Un monstruo serpentino con la cabeza de una "salamandra" aparece en la leyenda del gusano Lambton, una serpiente atrapada en el río Desgaste que cayó en un pozo. Bram Stoker usó esta leyenda en su cuento “La guarida del gusano blanco”

Un cuento alemán del siglo XIII habla de un lindworm que vivía cerca de Klagenfurt. Las inundaciones amenazaron a los viajeros a lo largo del río, por la presencia de un dragón, cuando en realidad era un gusano. Se creía que la piel de un lindworm aumentaba enormemente el conocimiento de la persona sobre la naturaleza y la medicina.
La creencia en la realidad de una serpiente gigante sin extremidades, persistió hasta el siglo XIX en algunos lugares. El folclorista sueco Gunnar Olof Hyltén-Cavallius recopiló a mediados del siglo XIX las historias de estas criaturas legendarias en Suecia.

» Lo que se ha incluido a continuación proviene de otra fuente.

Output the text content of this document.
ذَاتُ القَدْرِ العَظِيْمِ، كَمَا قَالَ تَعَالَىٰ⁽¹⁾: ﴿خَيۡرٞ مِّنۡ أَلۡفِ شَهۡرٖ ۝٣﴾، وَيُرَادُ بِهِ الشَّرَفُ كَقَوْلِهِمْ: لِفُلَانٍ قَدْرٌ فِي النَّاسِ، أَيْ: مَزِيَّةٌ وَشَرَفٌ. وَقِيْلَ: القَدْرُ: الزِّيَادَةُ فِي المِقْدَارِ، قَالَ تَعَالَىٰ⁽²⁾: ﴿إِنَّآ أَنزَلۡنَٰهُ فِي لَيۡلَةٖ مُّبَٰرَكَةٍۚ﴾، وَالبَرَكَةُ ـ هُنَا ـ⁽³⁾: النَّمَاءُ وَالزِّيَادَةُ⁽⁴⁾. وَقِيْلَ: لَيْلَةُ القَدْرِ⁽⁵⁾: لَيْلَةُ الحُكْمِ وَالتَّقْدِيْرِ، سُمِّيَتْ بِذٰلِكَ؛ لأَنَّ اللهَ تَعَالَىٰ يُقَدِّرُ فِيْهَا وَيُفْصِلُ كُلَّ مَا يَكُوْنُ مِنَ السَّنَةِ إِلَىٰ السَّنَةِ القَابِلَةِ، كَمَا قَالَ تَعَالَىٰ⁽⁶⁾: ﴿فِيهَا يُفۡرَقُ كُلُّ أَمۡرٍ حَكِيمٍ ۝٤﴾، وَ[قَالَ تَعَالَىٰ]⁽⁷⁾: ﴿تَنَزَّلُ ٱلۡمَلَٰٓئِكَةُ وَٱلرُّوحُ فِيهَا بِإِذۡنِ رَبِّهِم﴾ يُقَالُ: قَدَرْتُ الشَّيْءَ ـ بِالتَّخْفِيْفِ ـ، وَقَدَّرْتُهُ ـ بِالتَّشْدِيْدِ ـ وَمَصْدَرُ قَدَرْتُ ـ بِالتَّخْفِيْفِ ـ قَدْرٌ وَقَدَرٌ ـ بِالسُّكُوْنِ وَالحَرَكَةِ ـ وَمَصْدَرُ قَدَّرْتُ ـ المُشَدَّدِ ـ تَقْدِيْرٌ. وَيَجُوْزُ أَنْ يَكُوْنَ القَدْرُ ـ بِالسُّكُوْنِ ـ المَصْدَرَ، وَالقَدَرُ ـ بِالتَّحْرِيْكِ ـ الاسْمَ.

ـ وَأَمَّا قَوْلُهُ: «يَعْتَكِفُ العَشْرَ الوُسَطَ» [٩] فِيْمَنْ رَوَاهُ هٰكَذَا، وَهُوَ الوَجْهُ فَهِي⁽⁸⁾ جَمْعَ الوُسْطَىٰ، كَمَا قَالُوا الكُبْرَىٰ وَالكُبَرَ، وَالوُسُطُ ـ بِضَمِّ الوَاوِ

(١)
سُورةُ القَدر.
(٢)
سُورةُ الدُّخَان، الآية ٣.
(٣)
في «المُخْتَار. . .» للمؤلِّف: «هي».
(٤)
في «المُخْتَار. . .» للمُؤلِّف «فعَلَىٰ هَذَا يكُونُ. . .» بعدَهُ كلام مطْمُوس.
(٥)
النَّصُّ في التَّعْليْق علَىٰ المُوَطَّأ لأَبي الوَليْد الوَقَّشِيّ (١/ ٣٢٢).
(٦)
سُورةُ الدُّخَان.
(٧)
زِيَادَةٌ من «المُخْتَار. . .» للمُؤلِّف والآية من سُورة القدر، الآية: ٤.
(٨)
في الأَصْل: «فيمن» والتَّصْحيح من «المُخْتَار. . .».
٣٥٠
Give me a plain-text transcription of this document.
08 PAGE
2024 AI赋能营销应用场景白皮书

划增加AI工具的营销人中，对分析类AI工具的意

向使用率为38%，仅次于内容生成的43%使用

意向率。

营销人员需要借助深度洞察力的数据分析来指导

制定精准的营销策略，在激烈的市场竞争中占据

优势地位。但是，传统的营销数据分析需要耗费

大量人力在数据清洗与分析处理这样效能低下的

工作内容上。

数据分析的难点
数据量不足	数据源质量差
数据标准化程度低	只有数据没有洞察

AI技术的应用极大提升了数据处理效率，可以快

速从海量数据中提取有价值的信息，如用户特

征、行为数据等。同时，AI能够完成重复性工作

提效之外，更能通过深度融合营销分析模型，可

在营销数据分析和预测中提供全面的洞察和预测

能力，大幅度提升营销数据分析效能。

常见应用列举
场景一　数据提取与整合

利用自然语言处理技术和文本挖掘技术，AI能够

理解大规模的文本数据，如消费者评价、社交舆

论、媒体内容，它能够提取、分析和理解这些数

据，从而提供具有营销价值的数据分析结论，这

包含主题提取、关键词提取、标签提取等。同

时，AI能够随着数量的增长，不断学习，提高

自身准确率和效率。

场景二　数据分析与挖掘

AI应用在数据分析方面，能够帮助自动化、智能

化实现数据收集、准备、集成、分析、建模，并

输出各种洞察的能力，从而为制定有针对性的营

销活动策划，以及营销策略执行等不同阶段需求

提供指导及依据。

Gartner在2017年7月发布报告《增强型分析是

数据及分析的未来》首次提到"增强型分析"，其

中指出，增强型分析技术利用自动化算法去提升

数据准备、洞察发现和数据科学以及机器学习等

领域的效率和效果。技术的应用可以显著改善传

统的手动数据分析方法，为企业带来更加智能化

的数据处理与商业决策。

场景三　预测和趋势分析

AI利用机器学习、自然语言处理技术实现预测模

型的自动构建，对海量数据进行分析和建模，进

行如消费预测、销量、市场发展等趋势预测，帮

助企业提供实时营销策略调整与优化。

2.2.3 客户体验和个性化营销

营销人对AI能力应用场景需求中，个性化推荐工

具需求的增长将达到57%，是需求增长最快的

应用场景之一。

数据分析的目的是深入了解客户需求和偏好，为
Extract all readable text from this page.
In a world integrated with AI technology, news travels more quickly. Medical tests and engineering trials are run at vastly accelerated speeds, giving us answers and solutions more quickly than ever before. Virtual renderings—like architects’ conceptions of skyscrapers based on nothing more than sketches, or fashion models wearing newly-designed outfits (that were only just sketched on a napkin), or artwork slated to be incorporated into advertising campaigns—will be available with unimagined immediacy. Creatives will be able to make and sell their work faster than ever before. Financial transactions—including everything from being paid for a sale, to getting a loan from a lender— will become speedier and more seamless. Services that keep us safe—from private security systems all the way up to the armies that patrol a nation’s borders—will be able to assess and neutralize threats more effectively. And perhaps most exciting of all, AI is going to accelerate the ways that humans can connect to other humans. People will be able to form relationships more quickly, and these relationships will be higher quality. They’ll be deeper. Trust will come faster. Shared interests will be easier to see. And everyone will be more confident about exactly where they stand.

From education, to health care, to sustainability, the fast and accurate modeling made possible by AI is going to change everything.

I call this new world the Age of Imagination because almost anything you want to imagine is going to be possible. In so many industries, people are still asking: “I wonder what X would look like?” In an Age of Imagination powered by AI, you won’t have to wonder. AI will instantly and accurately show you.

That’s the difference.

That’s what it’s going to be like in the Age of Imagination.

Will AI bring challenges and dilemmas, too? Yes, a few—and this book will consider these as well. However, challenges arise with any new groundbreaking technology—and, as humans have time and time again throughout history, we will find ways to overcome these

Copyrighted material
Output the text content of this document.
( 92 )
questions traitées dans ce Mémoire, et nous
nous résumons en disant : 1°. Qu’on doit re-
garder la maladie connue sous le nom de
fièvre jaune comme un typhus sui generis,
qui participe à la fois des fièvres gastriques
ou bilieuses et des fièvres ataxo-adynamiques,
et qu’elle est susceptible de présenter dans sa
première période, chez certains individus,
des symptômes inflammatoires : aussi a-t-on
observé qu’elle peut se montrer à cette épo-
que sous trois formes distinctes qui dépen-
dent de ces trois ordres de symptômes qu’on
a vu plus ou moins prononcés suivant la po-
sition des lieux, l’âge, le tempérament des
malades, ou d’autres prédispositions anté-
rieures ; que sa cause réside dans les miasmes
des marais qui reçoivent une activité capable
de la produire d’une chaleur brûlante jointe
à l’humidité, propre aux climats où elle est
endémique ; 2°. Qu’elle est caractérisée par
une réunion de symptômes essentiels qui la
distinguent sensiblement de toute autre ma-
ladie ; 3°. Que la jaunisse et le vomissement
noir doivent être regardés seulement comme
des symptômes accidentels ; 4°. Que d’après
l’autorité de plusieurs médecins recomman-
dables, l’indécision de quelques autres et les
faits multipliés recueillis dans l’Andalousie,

Fuente: https://en.wikipedia.org/wiki/Lindworm

7/11/18

Las Serpientes de Uluru

                                Grafismos en las cuevas se Uluru

Uluru es uno de los iconos naturales más famosos de Australia. Es una formación rocosa que tiene 600 millones de años y se eleva 348 m. sobre el terreno circundante y 863 m. sobre el nivel del mar, aunque la mayor parte se encuentra bajo tierra. El contorno del monolito mide 9,4 kms.

También llamado “el ombligo del mundo”, Uluru y su vecina formación rocosa Kata Tjuta a 25 Kms. tienen un profundo significado histórico y cultural para los anangu, habitantes originarios de la zona, para quienes este gran bloque de piedra representa el punto crucial en la intrincada red de rutas del Tjukurpa o Tiempo del Sueño (el principio de todo, la creación).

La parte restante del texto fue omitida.